Wednesday, 29 October 2025

Cataloguing postcards

 

A few days ago I wrote about a procedure we had developed for cataloguing removable media at the Athenaeum.

I had been quite impressed by the sophistication of  the documentation provided by some of our contributors with human readable and self explanatory directory and file names, but inevitably there are going to be cases where the filenames and directory names are not human readable.

Now obviously we could rename the files and reorganise them but that's probably not sensible, as there may be references to the original filename in the files or accompanying documentation.

So I thought that probably the best solution would be to create a manifest file to be stored alongside the directory listings. 

As an experiment I thought I'd use as an example a German postcard from 1914 that I'd recently acquired

As with the original methodology for cataloguing removable media, making a manifest fil is actually quite easy if you use the command prompt (cmd.exe).

I'm quite systematic about how I document the various Victorian and Edwardian postcards I've collected over time and  store the scans and information about each postcard in a separate directory under an overall Postcards directory.

In this case the listing looks like this

Volume in drive C is Windows-SSD
 Volume Serial Number is 62F4-DEE9

 Directory of C:\Users\doug_\OneDrive\Victoriana\Postcards\Schwerin 1914


28/10/25  03:37 PM         3,141,869 2025_10_28 15_36 Office Lens.pdf
28/10/25  03:55 AM         1,905,786 IMG_0347.JPG
28/10/25  03:10 PM         1,851,390 IMG_0349.JPG
28/10/25  03:31 PM               377 schwerin.mkd
28/10/25  03:15 PM           545,497 schwerin.png
               5 File(s)      7,445,392 bytes
               2 Dir(s)  369,753,280,512 bytes free
Not particularly meaningful. 

However using the  tree command from the command prompt you can create a directory listing with 

tree /f > manifest.txt

This will give you a nice little tree listing in the directory which you can then annotate using Notepad or similar to create something like this

Folder PATH listing for volume Windows-SSD
Volume serial number is 62F4-DEE9
C:\USERS\DOUG_\ONEDRIVE\VICTORIANA\POSTCARDS\SCHWERIN 1914
    2025_10_28 15_36 Office Lens.pdf - pdf scan of postcard
    IMG_0347.JPG - face of postcard showing address
    IMG_0349.JPG - rear of postcard showing message
    schwerin.mkd - description of postcard in markdown format
    schwerin.png - montage of IMG_0347.jpg and IMG_0349.jpg

which gives you a human readable description of the contents stored in the same directory as the material you are documenting.

As always procedure is everything - if you always call the annotated file listing manifest.txt it will be consistent across all examples.

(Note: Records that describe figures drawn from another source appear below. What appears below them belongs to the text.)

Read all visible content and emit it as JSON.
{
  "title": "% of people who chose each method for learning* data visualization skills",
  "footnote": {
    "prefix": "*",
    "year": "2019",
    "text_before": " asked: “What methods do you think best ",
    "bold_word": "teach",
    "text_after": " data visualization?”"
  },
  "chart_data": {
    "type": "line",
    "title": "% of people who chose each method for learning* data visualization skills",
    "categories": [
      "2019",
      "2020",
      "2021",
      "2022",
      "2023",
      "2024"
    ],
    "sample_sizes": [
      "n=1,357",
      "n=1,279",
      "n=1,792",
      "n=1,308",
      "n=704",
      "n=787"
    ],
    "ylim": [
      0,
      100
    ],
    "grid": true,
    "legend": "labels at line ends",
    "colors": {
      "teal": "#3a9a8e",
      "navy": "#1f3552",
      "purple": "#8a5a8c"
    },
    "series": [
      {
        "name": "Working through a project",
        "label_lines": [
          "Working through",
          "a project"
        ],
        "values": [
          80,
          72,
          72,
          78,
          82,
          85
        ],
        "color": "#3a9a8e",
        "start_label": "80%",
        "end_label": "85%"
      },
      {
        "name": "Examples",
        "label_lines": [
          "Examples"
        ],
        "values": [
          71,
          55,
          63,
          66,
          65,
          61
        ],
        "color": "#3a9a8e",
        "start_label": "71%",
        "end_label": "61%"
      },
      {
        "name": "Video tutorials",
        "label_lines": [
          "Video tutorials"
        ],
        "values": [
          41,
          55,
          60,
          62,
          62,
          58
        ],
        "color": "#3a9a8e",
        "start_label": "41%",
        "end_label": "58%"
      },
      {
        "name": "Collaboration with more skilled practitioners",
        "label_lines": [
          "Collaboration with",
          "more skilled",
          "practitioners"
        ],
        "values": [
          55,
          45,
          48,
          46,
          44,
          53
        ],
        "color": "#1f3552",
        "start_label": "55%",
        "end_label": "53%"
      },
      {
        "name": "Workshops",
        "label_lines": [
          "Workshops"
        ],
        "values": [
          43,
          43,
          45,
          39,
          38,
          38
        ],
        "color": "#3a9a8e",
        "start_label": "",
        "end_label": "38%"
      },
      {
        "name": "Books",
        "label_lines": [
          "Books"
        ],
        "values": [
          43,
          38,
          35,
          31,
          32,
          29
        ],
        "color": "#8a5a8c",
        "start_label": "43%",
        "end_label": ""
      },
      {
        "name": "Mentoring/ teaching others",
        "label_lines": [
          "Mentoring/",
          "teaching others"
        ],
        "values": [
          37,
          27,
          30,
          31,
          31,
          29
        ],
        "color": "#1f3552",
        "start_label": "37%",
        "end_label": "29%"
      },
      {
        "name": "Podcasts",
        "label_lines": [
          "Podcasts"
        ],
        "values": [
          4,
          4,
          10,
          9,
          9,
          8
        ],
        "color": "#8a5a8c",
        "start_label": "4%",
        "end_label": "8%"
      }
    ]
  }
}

(And as a note for command prompt nerds I deliberately used tree/f rather than dir/b to create the directory listing. Using the tree command makes the process more general purpose and to take accounts of sub directories and their contents if present. 

As the Linux tree command works similarly it makes the procedure more general than relying on the traditional DOS directory command).

The actual procedure under Linux is slightly different

As the Linux version of tree creates its output file before enumerating the file list you can end up with manifest.txt appearing in the listing.

To avoid this use the command

tree -i > ../manifest.txt

which will create the file in the directory above the current working directory. The -i command suppresses the line drawing characters that give a representation of the directory structure. This creates a simple file that can be annotated as before, and once annotated the file can be moved to your preferred location.